Bab 2

1.1K 94 21
                                    


Linda mendengar suara neneknya dan Suster Lastri di ruang makan di bawah, mereka pasti sedang makan malam. Neneknya sudah berteriak tadi, meminta Linda untuk turun dan ikut makan bersama mereka, tapi gadis itu menolak.

"Aku makan nanti!" teriaknya, kemudian keluar kamar dan mengatakan kepada neneknya bahwa dia sedang menelepon orangtuanya. Neneknya menitip salam untuk ayahnya, dan mengatakan akan menyisakan makan malam di atas meja.

Tentu saja Linda berbohong mengenai telepon. Sedari tadi, gadis itu hanya mengutak-atik ponselnya, mengecek facebook seratus kali, twitter seribu kali, dan instagram seribu satu kali. Tidak ada yang menarik, dia hanya menginginkan kesibukan. Mengecek sosial media menyediakan kesibukan baginya, menyediakan sebuah hubungan yang bisa dia kendalikan lewat jari-jarinya.

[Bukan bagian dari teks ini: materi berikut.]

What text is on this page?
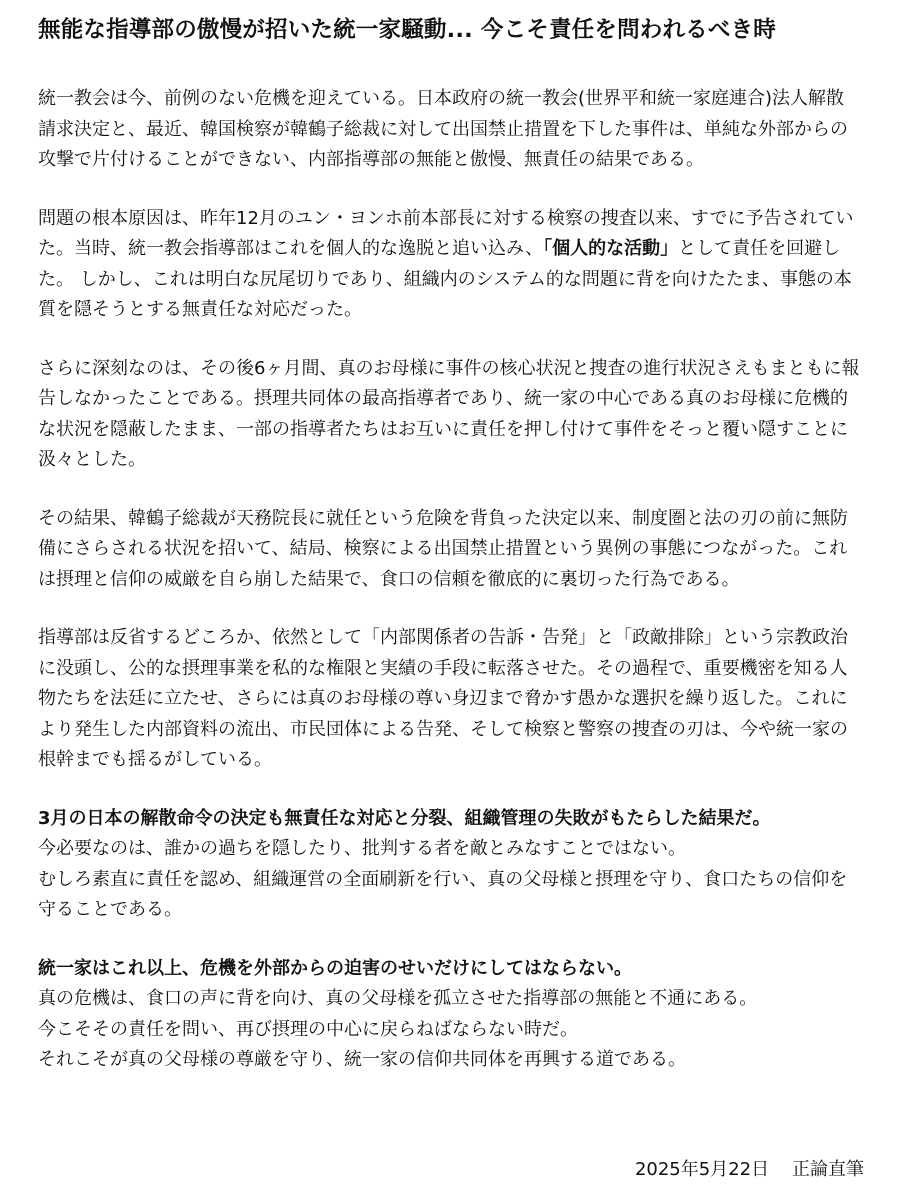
無能な指導部の傲慢が招いた統一家騒動... 今こそ責任を問われるべき時

統一教会は今、前例のない危機を迎えている。日本政府の統一教会(世界平和統一家庭連合)法人解散請求決定と、最近、韓国検察が韓鶴子総裁に対して出国禁止措置を下した事件は、単純な外部からの攻撃で片付けることができない、内部指導部の無能と傲慢、無責任の結果である。

問題の根本原因は、昨年12月のユン・ヨンホ前本部長に対する検察の捜査以来、すでに予告されていた。当時、統一教会指導部はこれを個人的な逸脱と追い込み、「個人的な活動」として責任を回避した。 しかし、これは明白な尻尾切りであり、組織内のシステム的な問題に背を向けたたま、事態の本質を隠そうとする無責任な対応だった。

さらに深刻なのは、その後6ヶ月間、真のお母様に事件の核心状況と捜査の進行状況さえもまともに報告しなかったことである。摂理共同体の最高指導者であり、統一家の中心である真のお母様に危機的な状況を隠蔽したまま、一部の指導者たちはお互いに責任を押し付けて事件をそっと覆い隠すことに汲々とした。

その結果、韓鶴子総裁が天務院長に就任という危険を背負った決定以来、制度圏と法の刃の前に無防備にさらされる状況を招いて、結局、検察による出国禁止措置という異例の事態につながった。これは摂理と信仰の威厳を自ら崩した結果で、食口の信頼を徹底的に裏切った行為である。

指導部は反省するどころか、依然として「内部関係者の告訴・告発」と「政敵排除」という宗教政治に没頭し、公的な摂理事業を私的な権限と実績の手段に転落させた。その過程で、重要機密を知る人物たちを法廷に立たせ、さらには真のお母様の尊い身辺まで脅かす愚かな選択を繰り返した。これにより発生した内部資料の流出、市民団体による告発、そして検察と警察の捜査の刃は、今や統一家の根幹までも揺るがしている。

3月の日本の解散命令の決定も無責任な対応と分裂、組織管理の失敗がもたらした結果だ。

今必要なのは、誰かの過ちを隠したり、批判する者を敵とみなすことではない。

むしろ素直に責任を認め、組織運営の全面刷新を行い、真の父母様と摂理を守り、食口たちの信仰を守ることである。

統一家はこれ以上、危機を外部からの迫害のせいだけにしてはならない。

真の危機は、食口の声に背を向け、真の父母様を孤立させた指導部の無能と不通にある。

今こそその責任を問い、再び摂理の中心に戻らねばならない時だ。

それこそが真の父母様の尊厳を守り、統一家の信仰共同体を再興する道である。

2025年5月22日 正論直筆
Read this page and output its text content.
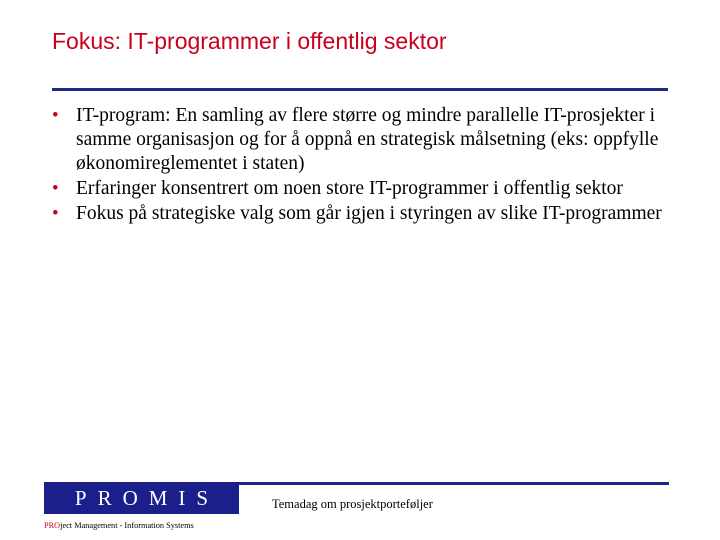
Fokus: IT-programmer i offentlig sektor
• IT-program: En samling av flere større og mindre parallelle IT-prosjekter i samme organisasjon og for å oppnå en strategisk målsetning (eks: oppfylle økonomireglementet i staten)
• Erfaringer konsentrert om noen store IT-programmer i offentlig sektor
• Fokus på strategiske valg som går igjen i styringen av slike IT-programmer
PROMIS
PROject Management - Information Systems
Temadag om prosjektporteføljer
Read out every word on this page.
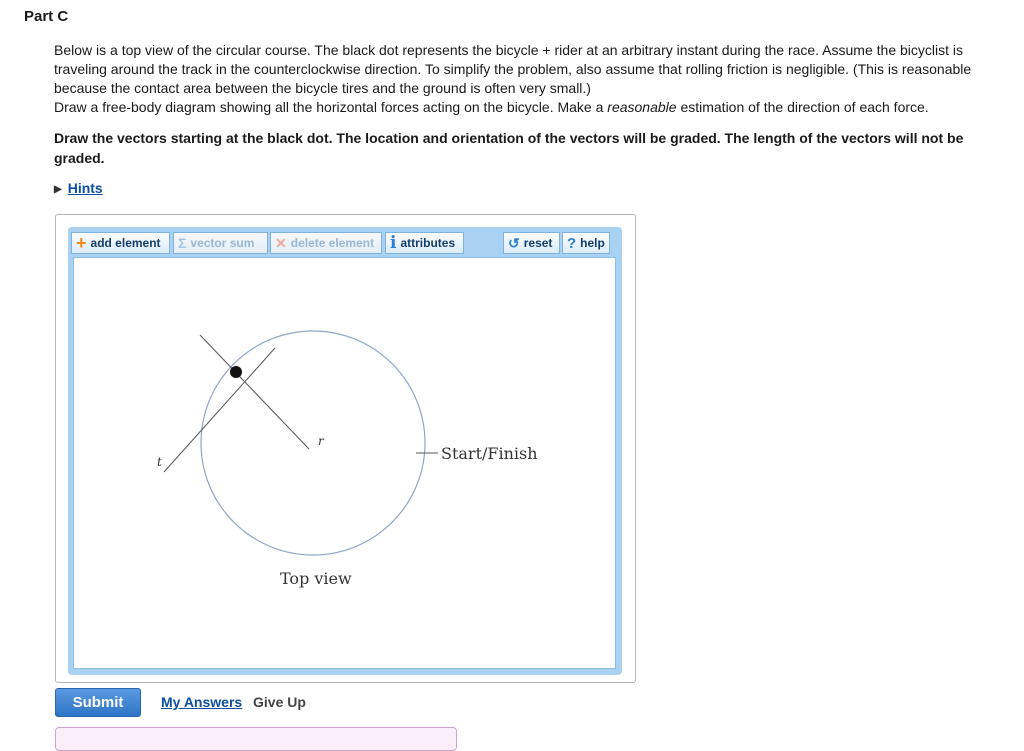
Part C

Below is a top view of the circular course. The black dot represents the bicycle + rider at an arbitrary instant during the race. Assume the bicyclist is traveling around the track in the counterclockwise direction. To simplify the problem, also assume that rolling friction is negligible. (This is reasonable because the contact area between the bicycle tires and the ground is often very small.)

Draw a free-body diagram showing all the horizontal forces acting on the bicycle. Make a reasonable estimation of the direction of each force.

Draw the vectors starting at the black dot. The location and orientation of the vectors will be graded. The length of the vectors will not be graded.

▶ Hints
+ add element Σ vector sum ✕ delete element i attributes	↺ reset ? help
t
r
Start/Finish
Top view
Submit	My Answers Give Up
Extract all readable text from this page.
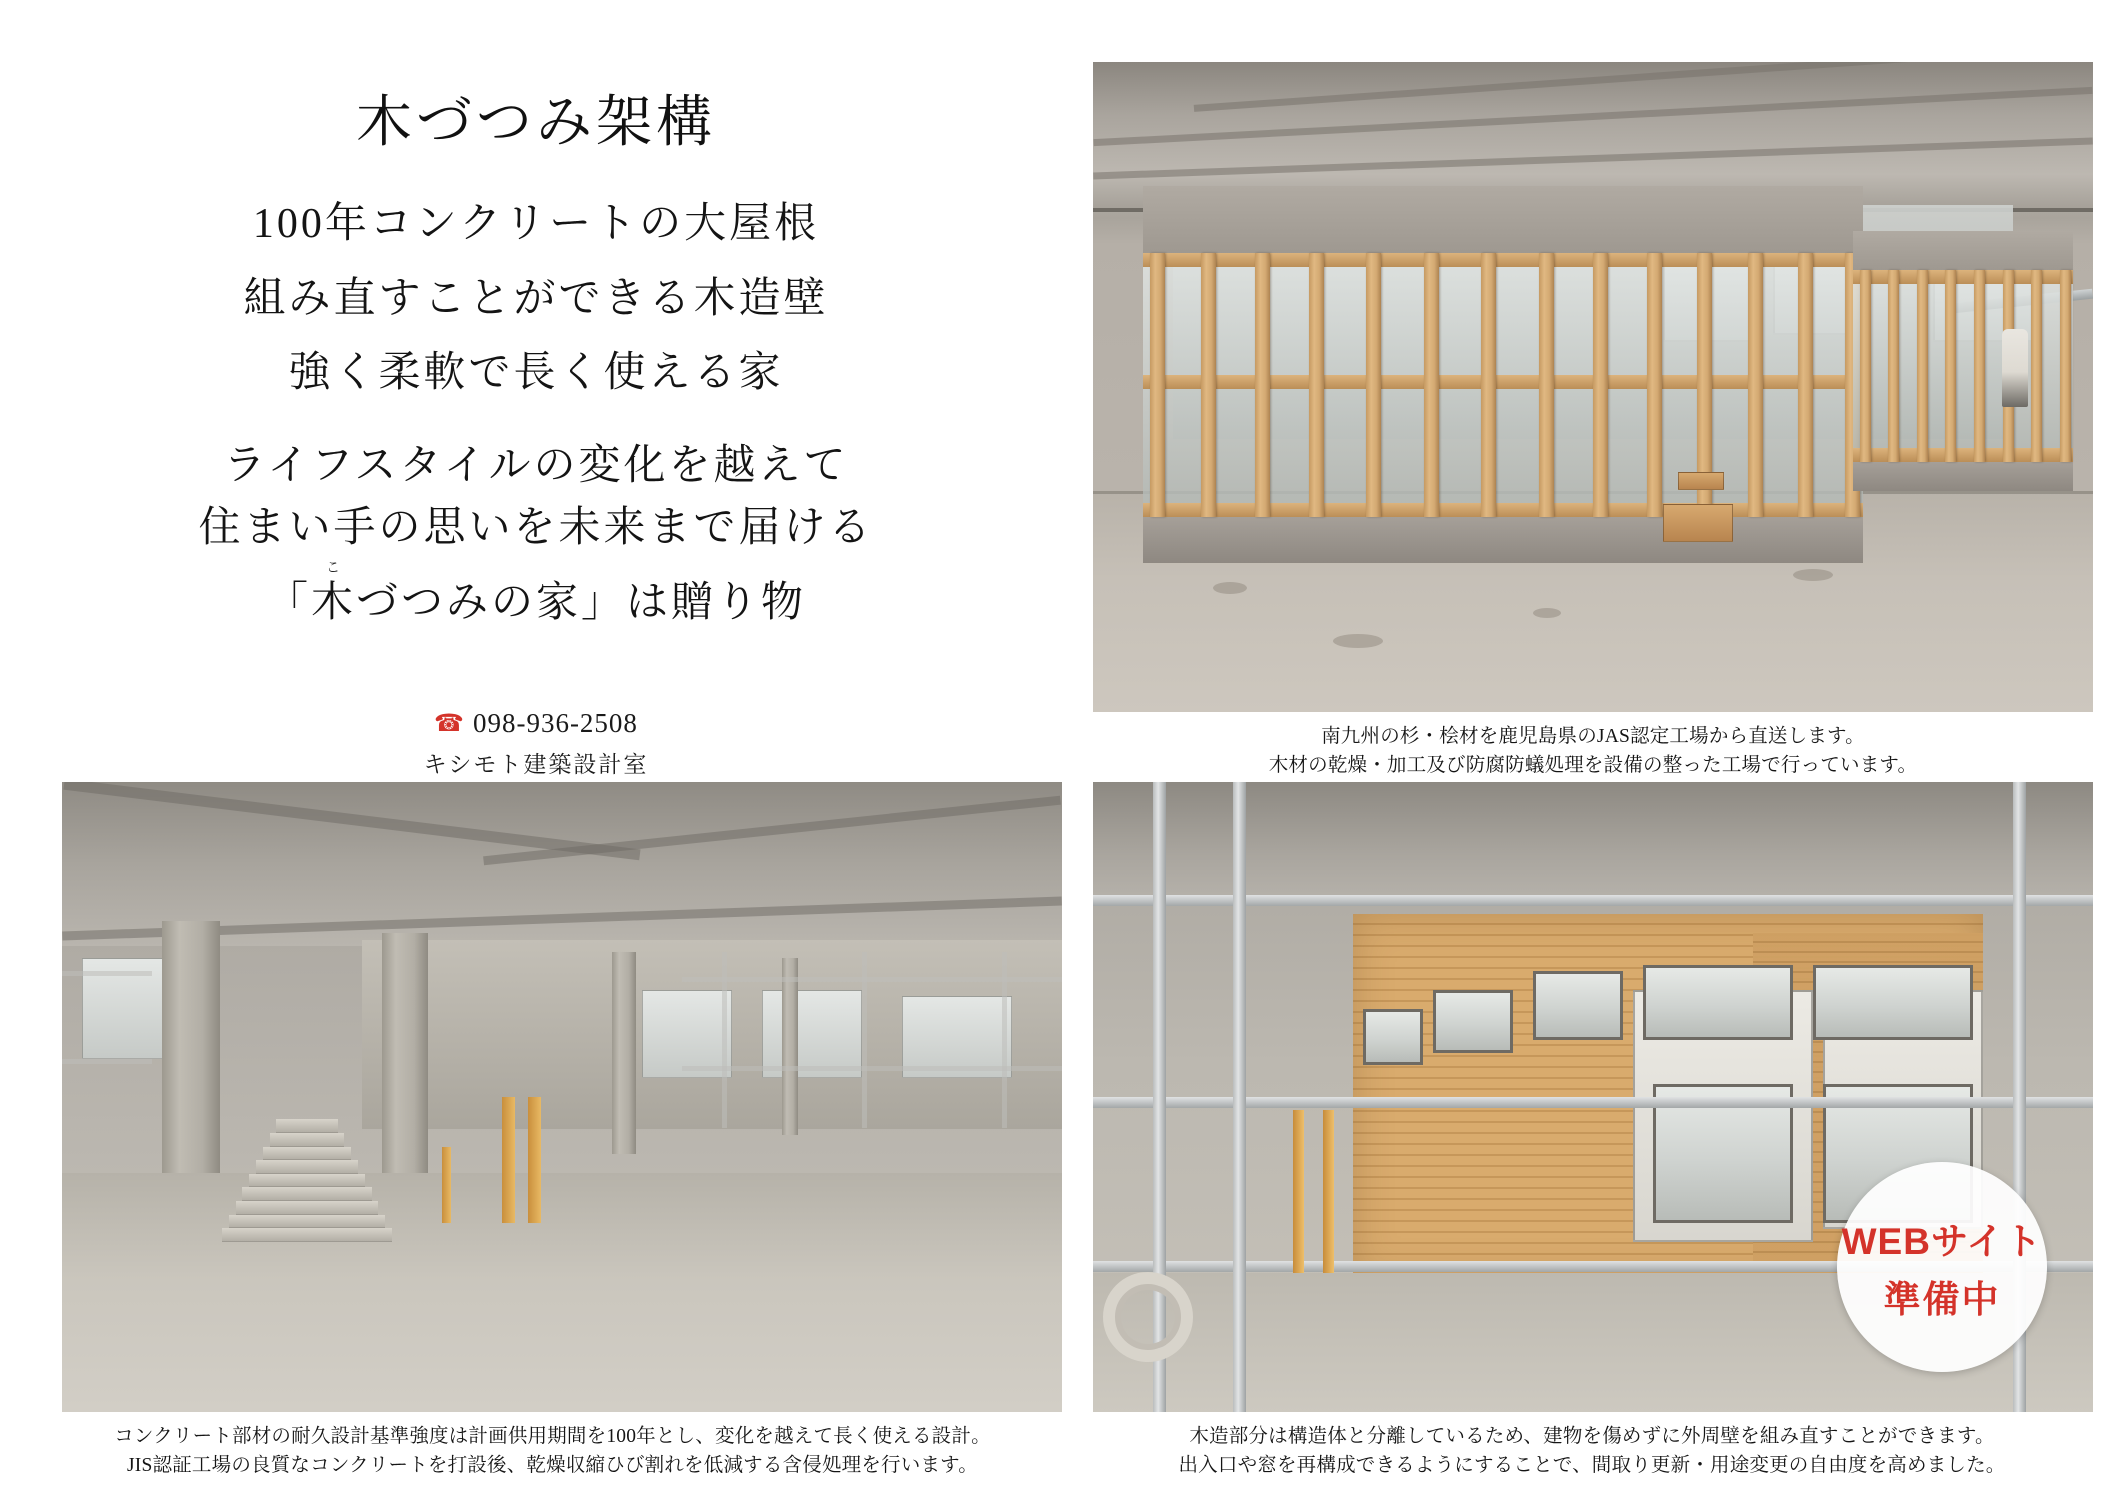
木づつみ架構
100年コンクリートの大屋根
組み直すことができる木造壁
強く柔軟で長く使える家
ライフスタイルの変化を越えて
住まい手の思いを未来まで届ける
こ
「木づつみの家」は贈り物
☎ 098-936-2508
キシモト建築設計室
南九州の杉・桧材を鹿児島県のJAS認定工場から直送します。
木材の乾燥・加工及び防腐防蟻処理を設備の整った工場で行っています。
コンクリート部材の耐久設計基準強度は計画供用期間を100年とし、変化を越えて長く使える設計。
JIS認証工場の良質なコンクリートを打設後、乾燥収縮ひび割れを低減する含侵処理を行います。
WEBサイト
準備中
木造部分は構造体と分離しているため、建物を傷めずに外周壁を組み直すことができます。
出入口や窓を再構成できるようにすることで、間取り更新・用途変更の自由度を高めました。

Gadis itu membiarkan lampu kamarnya padam, hanya seberkas sinar lampu jalan yang menorot melalui jendela kaca yang memberikan penerangan di kamarnya.

Gadis itu mendesah saat matanya menatap sebuah foto di Instagram, seorang temannya berkunjung ke universitas mereka di Singapura.

Bukan keinginan Linda untuk bersekolah di Singapura. Apalagi mengambil jurusan IT. Dia sebenarnya ingin mengambil jurusan sastra Inggris. Dia ingin menjadi penulis, atau penerjemah. Tapi, "Kau mau makan kertas?" adalah kata-kata ibunya saat itu, dan itu sudah cukup bagi Linda untuk bungkam.

Apa seharusnya waktu itu dia menentang ibunya?

Seandainya waktu itu dia menentang ibunya, bagaimana nasibnya sekarang?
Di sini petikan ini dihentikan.